C3SR wrote a letter today that was similar to the letter they wrote after Sirius announced their subscriber numbers for 2007. In this letter, C3SR points out that XM Satellite Radio. The self serving letter is yet another embarrassment to C3SR and their attorneys as the points made are very one sided and the agenda is clear. In the letter they note:

“XM finished the year with 9,000,000 subscribers, and 18% increase over the 2006 subscriber base”

“XM, while reducing its yearly net loss, grew its total revenues for 2007 to an astonishing $1.1 billion”

C3SR then comes to the conclusion, based solely on these three metrics (subs, net loss, and revenue), that the entire argument for a merger should be erased.

Has C3SR or their attorneys even looked at these businesses? Do they comprehend the substantial costs that these companies need to operate. Do they understand that even with $1.1 billion in revenue that the company still had a loss for the year? Do they understand that already this year XM has borrowed over $180 million against credit facilities? Do they understand that even while these companies are not using a failing business argument for the merger that the DOJ will look at the businesses to measure chances of success?

C3SR states that competition with Sirius has not weakened XM. By what measure do they arrive at this conclusion? The growth of subscribers has slowed substantially, and is now reliant on the OEM channel, where 50% of those that get satellite radio in their car opt not to keep it. For both Sirius and XM the ramp up in OEM installs, which are subsidized by the SDARS companies, is the mechanism that is facilitating the growth. In simple terms, Sirius and XM are buying their growth at this point.

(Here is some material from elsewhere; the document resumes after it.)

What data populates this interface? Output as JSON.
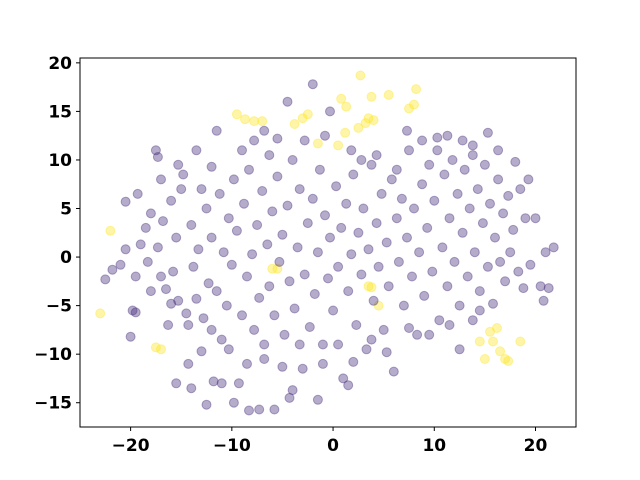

C3SR goes so far as to say that there is NO substitute for satellite radio. Again, what kind of fools do C3SR and their attorney’s take consumers and the FCC for? When 50% of those that get exposed choose not to subscribe to satellite, what does C3SR and Williams Mullen (the attorney) think that these people are listening to? Road noise?

What we have here is a group funded by the National Association of Broadcasters that is demonstrating that they do not understand the business, they do not understand the consumer, and they do not understand the audio entertainment landscape. Enough said.


In a filing today, Georgetown Partners stated that they have had yet another meeting with the FCC. This is the TWENTY-SECOND meeting that Georgetown Partners has had. They have yet to put anything concrete on the table. This latest meeting was with the legal council of Commissioner Adelstein.

Why is Davenport so secretive about his plans? Why is he afraid to put a proposal on the table? If he is so serious about this why wont he share his agenda? In my experience, when someone plays this coy for so long they are doing it because they are pulling the wool over someones eyes.

Davenport wants to ride coat tails. He is trying to get something for a cost well below the value. He wants to take away 20% of the of the company. If his quest was noble, he would state his terms in a more concrete manner. He would let the companies, and the shareholders of the companies see what he is putting on the table. He has done none of this, instead trying to acquire a stake through mandate.

Davenport……Find some courage and step up to the plate. Stop dancing and pontificating and get some details out there. Your insistence on hiding and playing peek-a-boo is a waste of everyone’s time and energy at this point. Lay your cards on the table. Twenty-two meeting with the FCC and not a stitch of detail!